Group exhibition at Taikang Space
The most recent exhibition at Taikang Space, “La Chambre Claire,” was a laid back affair that brought together five works capable of being addressed to the idea of “photography.” To have enlisted Barthes’ original title was a pleasant way to frame the show. None of these works are straight photography; instead, in the words of the exhibition text, “This is an exhibition without photographs but the phantom of photography is everywhere to see.
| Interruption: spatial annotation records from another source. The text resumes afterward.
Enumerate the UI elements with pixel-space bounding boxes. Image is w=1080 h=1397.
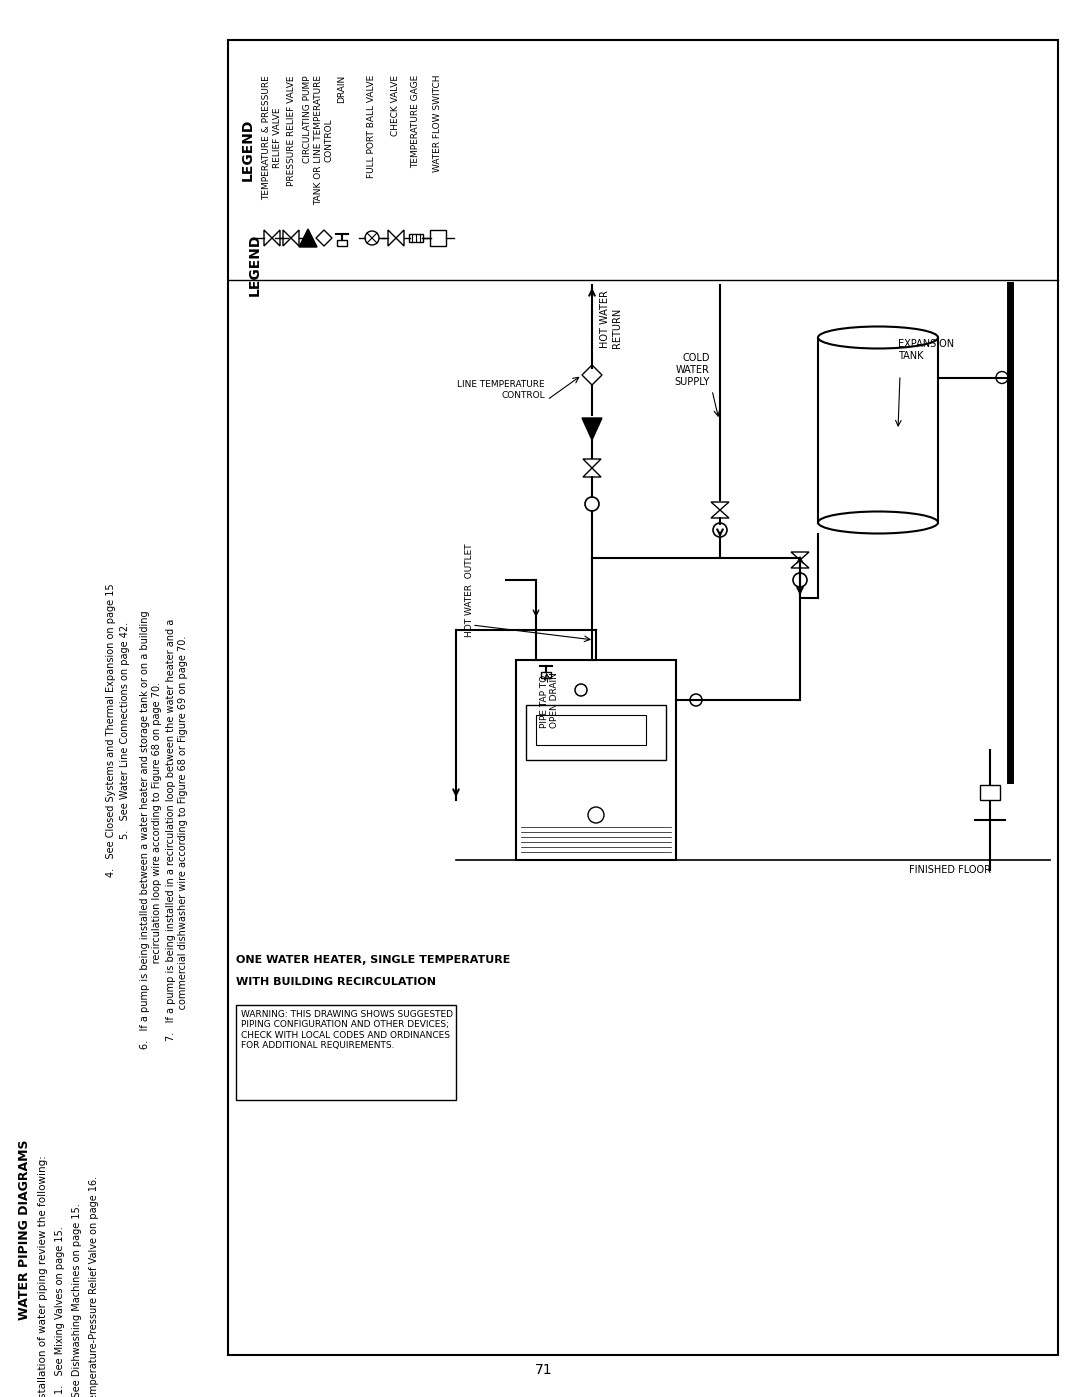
Polygon shape	[582, 418, 602, 440]
Text: LEGEND: LEGEND	[248, 233, 262, 296]
Text: FINISHED FLOOR: FINISHED FLOOR	[909, 865, 991, 875]
Text: 1.   See Mixing Valves on page 15.: 1. See Mixing Valves on page 15.	[55, 1227, 65, 1394]
Bar	[237, 1004, 456, 1099]
Bar	[980, 785, 1000, 800]
Text: 7.   If a pump is being installed in a recirculation loop between the water heat: 7. If a pump is being installed in a rec…	[166, 619, 176, 1041]
Text: 71: 71	[536, 1363, 553, 1377]
Text: Before installation of water piping review the following:: Before installation of water piping revi…	[38, 1155, 48, 1397]
Text: CHECK VALVE: CHECK VALVE	[391, 75, 401, 136]
Bar	[516, 659, 676, 861]
Text: 2.   See Dishwashing Machines on page 15.: 2. See Dishwashing Machines on page 15.	[72, 1204, 82, 1397]
Text: DRAIN: DRAIN	[337, 75, 347, 103]
Text: ONE WATER HEATER, SINGLE TEMPERATURE: ONE WATER HEATER, SINGLE TEMPERATURE	[237, 956, 511, 965]
Text: HOT WATER
RETURN: HOT WATER RETURN	[600, 291, 622, 348]
Text: EXPANSION
TANK: EXPANSION TANK	[897, 339, 954, 360]
Bar	[337, 240, 347, 246]
Text: TANK OR LINE TEMPERATURE
CONTROL: TANK OR LINE TEMPERATURE CONTROL	[314, 75, 334, 205]
Ellipse shape	[818, 511, 939, 534]
Bar	[526, 705, 666, 760]
Text: CIRCULATING PUMP: CIRCULATING PUMP	[303, 75, 312, 162]
Bar	[818, 338, 939, 522]
Text: 3.   See Temperature-Pressure Relief Valve on page 16.: 3. See Temperature-Pressure Relief Valve…	[89, 1176, 99, 1397]
Bar	[409, 235, 423, 242]
Bar	[536, 715, 646, 745]
Text: 6.   If a pump is being installed between a water heater and storage tank or on : 6. If a pump is being installed between …	[140, 610, 150, 1049]
Bar	[541, 672, 551, 678]
Text: LINE TEMPERATURE
CONTROL: LINE TEMPERATURE CONTROL	[457, 380, 545, 400]
Text: 4.   See Closed Systems and Thermal Expansion on page 15: 4. See Closed Systems and Thermal Expans…	[106, 583, 116, 877]
Text: COLD
WATER
SUPPLY: COLD WATER SUPPLY	[675, 353, 710, 387]
Text: PIPE TAP TO
OPEN DRAIN: PIPE TAP TO OPEN DRAIN	[540, 672, 559, 728]
Ellipse shape	[818, 327, 939, 348]
Text: WITH BUILDING RECIRCULATION: WITH BUILDING RECIRCULATION	[237, 977, 436, 988]
Text: PRESSURE RELIEF VALVE: PRESSURE RELIEF VALVE	[286, 75, 296, 186]
Bar	[228, 41, 1058, 1355]
Text: TEMPERATURE GAGE: TEMPERATURE GAGE	[411, 75, 420, 168]
Text: 5.   See Water Line Connections on page 42.: 5. See Water Line Connections on page 42…	[120, 622, 130, 838]
Text: WATER PIPING DIAGRAMS: WATER PIPING DIAGRAMS	[18, 1140, 31, 1320]
Text: commercial dishwasher wire according to Figure 68 or Figure 69 on page 70.: commercial dishwasher wire according to …	[178, 636, 188, 1024]
Text: WARNING: THIS DRAWING SHOWS SUGGESTED
PIPING CONFIGURATION AND OTHER DEVICES;
CH: WARNING: THIS DRAWING SHOWS SUGGESTED PI…	[241, 1010, 453, 1051]
Text: HOT WATER  OUTLET: HOT WATER OUTLET	[465, 543, 474, 637]
Text: WATER FLOW SWITCH: WATER FLOW SWITCH	[433, 75, 443, 172]
Text: FULL PORT BALL VALVE: FULL PORT BALL VALVE	[367, 75, 377, 179]
Bar	[430, 231, 446, 246]
Text: TEMPERATURE & PRESSURE
RELIEF VALVE: TEMPERATURE & PRESSURE RELIEF VALVE	[262, 75, 282, 200]
Polygon shape	[299, 229, 318, 247]
Text: recirculation loop wire according to Figure 68 on page 70.: recirculation loop wire according to Fig…	[152, 682, 162, 978]
Text: LEGEND: LEGEND	[241, 119, 255, 182]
It was the central room here that was the most striking, with Liu Wei’s often-quoted “As Long As I Can See It” series of 2006 (shown that year at Beijing Commune), wherein Polaroid photographs of ordinary objects were presented alongside the objects themselves (a fridge door, a washing machine), which had been brutally sawn off to conform to the photograph’s composition. These works offer a candid play on the relationship between reality and its image as abducted by the lens — where a photograph is widely perceived to be a simple subtraction from reality (remember the verb to “take” a photograph), what if reality were to be re-presented as per that image?
Although simple at the outset, these are compelling works whose action generates questions about perception, the integrity of images and the power of the auteur to control and tell of these relationships. Also here was “Work 15#,” a production of this year by Liu Chuang. A plain white structure of a room with a blank doorway cut into it becomes the stage for a gradually expanding and contracting blue light from a facing projector. The vivid, colored area casting soundlessly over an empty form offered an original contemplation on the transmission of light onto a waiting surface (photographic paper, film), as well as a smooth minimalist statement.
The rest of the works in the exhibition were somewhat underwhelming in comparison with these two, perhaps lacking the effective combination they share of the visual and physical. Zheng Guogu doubled the inherent illusion of photography, rendering a photograph almost imperceptibly as an ink painting on silk (“The Line In Front of MoMA’s Entrance,” 2008-9); the adjacent installation by Wang Yuyang called “Let There Be Light” (2012) enlists this infamous sentence as a code governing the shutter speed of a camera hidden in a walk-in black box, set off by the entrance of a visitor. Upstairs, Zhang Liaoyuan’s wall of A4 paper packets imply the onset of images on white fields and form an image themselves from the patterns and captions of the packaging. This is an idea that could, like the premise of the exhibition as a whole, have been explained and extended to better effect. As it stood, two strong works were able to speak for themselves, where others — and the wonderful writings of Roland Barthes — did not instill themselves enough.